The basis of therapy for long-term control of the inflammatory process are ICS, which are used in persistent bronchial asthma of any severity and to this day remain the means of first-line therapy for bronchial asthma. According to the concept of a stepwise approach: "The higher the severity of the course of asthma, the larger doses of inhaled steroids should be used." A number of studies have shown that patients who started treatment with ICS within 2 years of the onset of the disease showed significant benefits in improving the control of asthma symptoms, compared with those who started such therapy after 5 years or more.

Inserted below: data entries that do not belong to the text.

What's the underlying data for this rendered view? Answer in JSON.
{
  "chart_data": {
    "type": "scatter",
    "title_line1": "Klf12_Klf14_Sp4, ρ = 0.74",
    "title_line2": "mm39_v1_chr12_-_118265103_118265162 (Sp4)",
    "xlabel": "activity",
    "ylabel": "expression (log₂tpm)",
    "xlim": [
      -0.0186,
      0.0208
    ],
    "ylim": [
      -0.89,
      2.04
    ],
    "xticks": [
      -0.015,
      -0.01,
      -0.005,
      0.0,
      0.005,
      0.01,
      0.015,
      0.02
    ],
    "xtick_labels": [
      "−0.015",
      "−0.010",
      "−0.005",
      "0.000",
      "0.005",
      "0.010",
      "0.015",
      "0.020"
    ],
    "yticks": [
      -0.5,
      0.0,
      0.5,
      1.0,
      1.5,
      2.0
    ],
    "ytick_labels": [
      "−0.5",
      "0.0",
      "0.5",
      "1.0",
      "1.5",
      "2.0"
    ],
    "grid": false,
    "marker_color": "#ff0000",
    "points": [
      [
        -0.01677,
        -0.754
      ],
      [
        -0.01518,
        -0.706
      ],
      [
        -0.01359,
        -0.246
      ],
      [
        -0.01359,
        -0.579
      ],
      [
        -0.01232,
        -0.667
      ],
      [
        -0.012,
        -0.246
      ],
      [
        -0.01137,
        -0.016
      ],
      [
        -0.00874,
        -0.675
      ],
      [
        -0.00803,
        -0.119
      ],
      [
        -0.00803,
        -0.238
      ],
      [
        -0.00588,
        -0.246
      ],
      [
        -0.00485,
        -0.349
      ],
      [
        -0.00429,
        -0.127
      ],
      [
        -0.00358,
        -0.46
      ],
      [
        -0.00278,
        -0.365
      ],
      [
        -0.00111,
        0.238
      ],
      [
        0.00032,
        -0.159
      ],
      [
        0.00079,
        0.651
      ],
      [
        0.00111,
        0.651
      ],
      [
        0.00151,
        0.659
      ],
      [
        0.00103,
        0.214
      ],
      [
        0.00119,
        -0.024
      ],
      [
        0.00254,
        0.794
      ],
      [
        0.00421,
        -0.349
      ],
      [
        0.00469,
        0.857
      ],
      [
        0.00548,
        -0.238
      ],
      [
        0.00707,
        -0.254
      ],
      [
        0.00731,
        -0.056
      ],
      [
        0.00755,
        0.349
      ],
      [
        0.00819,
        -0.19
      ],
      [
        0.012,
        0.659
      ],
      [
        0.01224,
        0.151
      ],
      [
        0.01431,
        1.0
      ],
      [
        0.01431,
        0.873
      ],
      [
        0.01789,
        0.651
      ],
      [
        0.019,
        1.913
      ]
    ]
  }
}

Combinations of ICS and long-acting β2-adrenergic agonists

Symbicort Turbuhaler

There are fixed combinations of inhaled corticosteroids and prolonged β2-adrenergic agonists that combine a basic therapy agent and a symptomatic agent. According to the GINA global strategy, fixed combinations are the most effective means of basic therapy for bronchial asthma, as they allow to relieve an attack and at the same time are a therapeutic agent. The most popular are two such fixed combinations:

salmeterol + fluticasone (Seretide 25/50, 25/125 and 25/250 mcg/dose, Seretide Multidisk 50/100, 50/250 and 50/500 mcg/dose)

formoterol + budesonide (Symbicort Turbuhaler 4.5/80 and 4.5/160 mcg/dose)

Seretide. "Multidisc"

The Seretide preparation contains salmeterol at a dose of 25 mcg/dose in a metered-dose aerosol inhaler and 50 mcg/dose in the Multidisk apparatus. The maximum allowable daily dose of salmeterol is 100 mcg, that is, the maximum frequency of use of Seretide is 2 breaths 2 times for a metered-dose inhaler and 1 breath 2 times for the Multidisk device. This gives Symbicort an advantage in the event that it is necessary to increase the dose of ICS. Symbicort contains formoterol, the maximum allowable daily dose of which is 24 mcg, which makes it possible to inhale Symbicort up to 8 times a day. The SMART study identified a risk associated with the use of salmeterol compared with placebo. In addition, the indisputable advantage of formoterol is that it begins to act immediately after inhalation, and not after 2 hours, like salmeterol.